At Wednesday’s Festival of Marketing, the CMA explored the issue during a session on shareable content: how to make your content travel further.

I was joined on the stage by Kim Townend, formerly of Gov.UK, and Bob Fear from Virgin to discuss the recipe for share-worthy content.

It turns out we agreed that there is one role you must have on staff to give your brand the best chance: a community manager.

A great community manager needs to be your platform expert, your audience research specialist, the definitive voice for your brand and the litmus test for any social concepts or creative you want to launch.

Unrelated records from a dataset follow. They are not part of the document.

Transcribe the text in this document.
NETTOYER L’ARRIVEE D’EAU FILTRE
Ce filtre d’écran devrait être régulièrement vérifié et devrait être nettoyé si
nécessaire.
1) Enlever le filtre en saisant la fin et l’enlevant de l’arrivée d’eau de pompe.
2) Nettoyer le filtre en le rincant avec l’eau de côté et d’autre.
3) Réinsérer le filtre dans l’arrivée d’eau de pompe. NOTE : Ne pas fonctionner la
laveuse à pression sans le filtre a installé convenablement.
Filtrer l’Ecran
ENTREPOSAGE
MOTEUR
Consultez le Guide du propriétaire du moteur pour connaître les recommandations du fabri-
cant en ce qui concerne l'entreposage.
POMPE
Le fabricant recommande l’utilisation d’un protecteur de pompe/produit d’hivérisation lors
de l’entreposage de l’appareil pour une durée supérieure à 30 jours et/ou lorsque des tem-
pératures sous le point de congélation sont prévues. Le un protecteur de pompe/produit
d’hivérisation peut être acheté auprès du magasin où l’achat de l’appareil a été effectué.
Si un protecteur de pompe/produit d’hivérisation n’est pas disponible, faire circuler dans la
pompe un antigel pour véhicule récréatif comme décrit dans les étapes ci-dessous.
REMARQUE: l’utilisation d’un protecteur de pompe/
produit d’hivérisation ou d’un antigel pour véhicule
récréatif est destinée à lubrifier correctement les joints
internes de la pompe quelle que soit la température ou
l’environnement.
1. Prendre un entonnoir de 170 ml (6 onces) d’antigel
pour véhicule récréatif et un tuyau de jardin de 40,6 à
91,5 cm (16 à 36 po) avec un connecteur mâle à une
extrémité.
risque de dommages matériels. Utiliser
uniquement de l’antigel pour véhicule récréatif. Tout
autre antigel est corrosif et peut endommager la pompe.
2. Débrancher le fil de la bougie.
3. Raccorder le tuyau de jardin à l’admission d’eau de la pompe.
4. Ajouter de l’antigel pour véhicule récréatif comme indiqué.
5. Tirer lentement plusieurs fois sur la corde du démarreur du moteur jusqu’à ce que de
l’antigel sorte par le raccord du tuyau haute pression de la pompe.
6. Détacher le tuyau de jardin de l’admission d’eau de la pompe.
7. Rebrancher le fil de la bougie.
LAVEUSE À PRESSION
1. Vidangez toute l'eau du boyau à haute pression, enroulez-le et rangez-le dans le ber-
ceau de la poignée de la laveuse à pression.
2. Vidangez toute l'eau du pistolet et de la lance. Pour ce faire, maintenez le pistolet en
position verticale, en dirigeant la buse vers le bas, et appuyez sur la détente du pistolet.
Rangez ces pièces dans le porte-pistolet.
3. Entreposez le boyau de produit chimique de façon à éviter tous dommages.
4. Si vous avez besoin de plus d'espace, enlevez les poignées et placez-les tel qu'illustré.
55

Will an idea work? Will it flop? Your community manager, constantly monitoring the conversations around your living brand, can help you

But since we’re talking about sharing, there were a few other points made during the session that are worth repeating.

The public sector view

Kim Townend kicked off the session. As the former head of social media for Gov.UK, she found that functional, practical, informative pieces got people sharing.

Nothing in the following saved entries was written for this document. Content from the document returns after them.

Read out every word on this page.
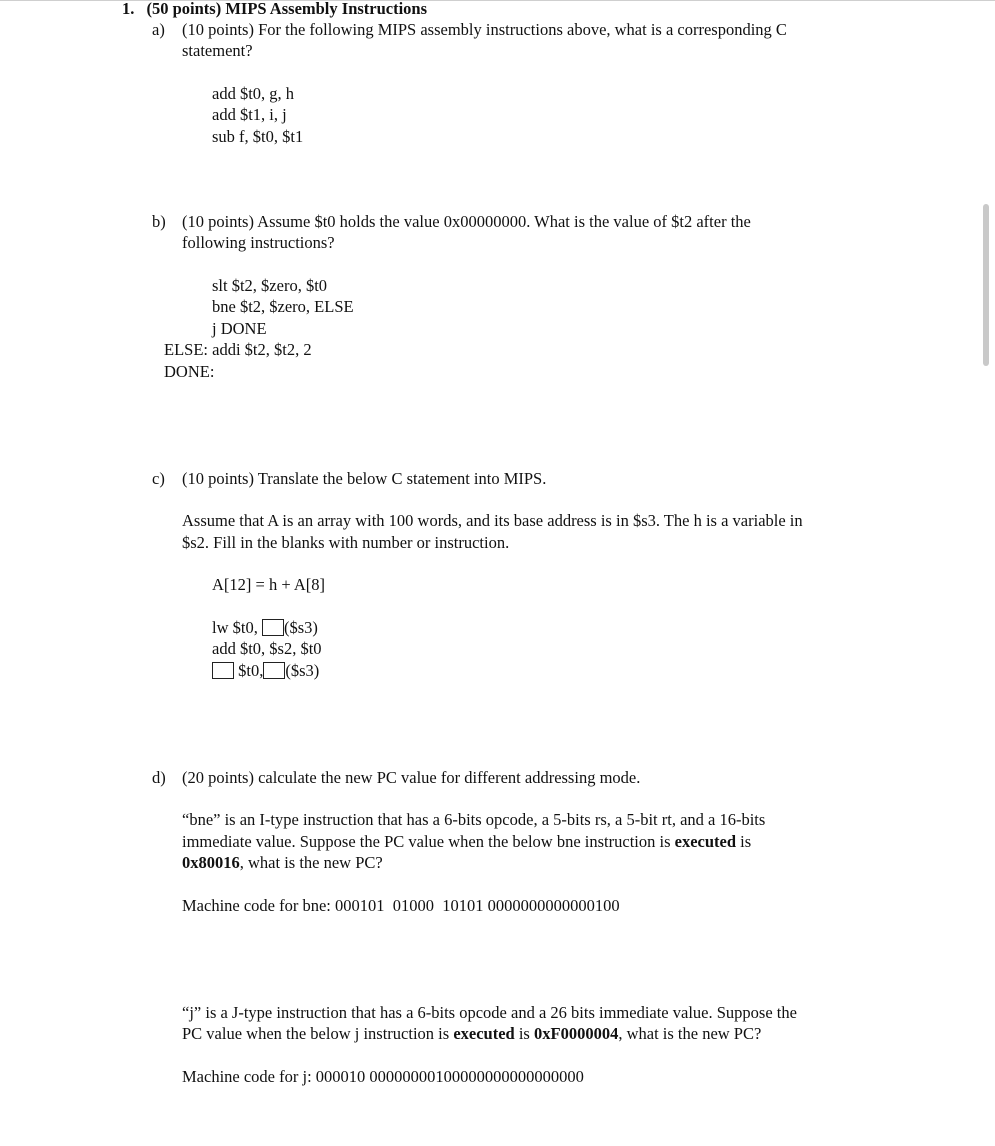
1. (50 points) MIPS Assembly Instructions
a) (10 points) For the following MIPS assembly instructions above, what is a corresponding C
statement?
add $t0, g, h
add $t1, i, j
sub f, $t0, $t1
b) (10 points) Assume $t0 holds the value 0x00000000. What is the value of $t2 after the
following instructions?
slt $t2, $zero, $t0
bne $t2, $zero, ELSE
j DONE
ELSE: addi $t2, $t2, 2
DONE:
c) (10 points) Translate the below C statement into MIPS.
Assume that A is an array with 100 words, and its base address is in $s3. The h is a variable in
$s2. Fill in the blanks with number or instruction.
A[12] = h + A[8]
lw $t0, ($s3)
add $t0, $s2, $t0
$t0, ($s3)
d) (20 points) calculate the new PC value for different addressing mode.
“bne” is an I-type instruction that has a 6-bits opcode, a 5-bits rs, a 5-bit rt, and a 16-bits
immediate value. Suppose the PC value when the below bne instruction is executed is
0x80016, what is the new PC?
Machine code for bne: 000101  01000  10101 0000000000000100
“j” is a J-type instruction that has a 6-bits opcode and a 26 bits immediate value. Suppose the
PC value when the below j instruction is executed is 0xF0000004, what is the new PC?
Machine code for j: 000010 00000000100000000000000000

Their most-shared piece of content to date, an elegant visual reminder to set your clocks, is a perfect example.

Amazingly, they’ve found that colour plays a role in how much extra organic reach a post can pick up. Blue and green content gets shared significantly more than other colours, regardless of audience demographic. 

The big brand view

Bob Fear, head of content and social at Virgin Pure, takes a very journalistic view of how content can be successful. During Virgin’s first forays into content, they created whatever they wanted.

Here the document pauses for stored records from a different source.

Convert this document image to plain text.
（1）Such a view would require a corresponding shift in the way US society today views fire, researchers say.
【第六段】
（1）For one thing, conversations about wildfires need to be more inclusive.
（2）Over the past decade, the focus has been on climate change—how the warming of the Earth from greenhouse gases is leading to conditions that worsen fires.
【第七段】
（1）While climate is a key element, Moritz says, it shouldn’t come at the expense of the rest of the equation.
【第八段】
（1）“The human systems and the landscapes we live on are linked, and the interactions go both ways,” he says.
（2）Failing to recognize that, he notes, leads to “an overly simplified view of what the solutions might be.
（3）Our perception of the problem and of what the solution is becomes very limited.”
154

They’d post about the bands they liked, the gigs or events they wanted to go to.

Today, Virgin has a team of data analysts that work to create insights around their audiences, their needs and behaviours. Virgin journalists and content creators are much more focussed and targeted.

Their content strategy is clearly defined: the result of careful listening to their customers and fans. 

The content marketing view

We break it down into six tenets. 

  1. Put people first – their passions and problems. What role can your brand play?
  2. Milk all insights – develop social intelligence and a strong audience understanding.
  3. Be purposeful – define principles, key audiences and objectives for each platform.
  4. Be nice, make friends – it’ll help you create warmth to your brand and increase reach.
  5. Implement social ways of working – planning is needed, but being agile a must.
  6. Build the right team – a great community manager to listen and great editors and journalists to interpret the insights. 

The truth is that audiences share content for a number of reasons: those reasons will vary from brand to brand, from demographic to demographic. Which makes it all sound more complex than it is.

Because the real insight, the most valuable learning you can apply, is to listen to the conversation.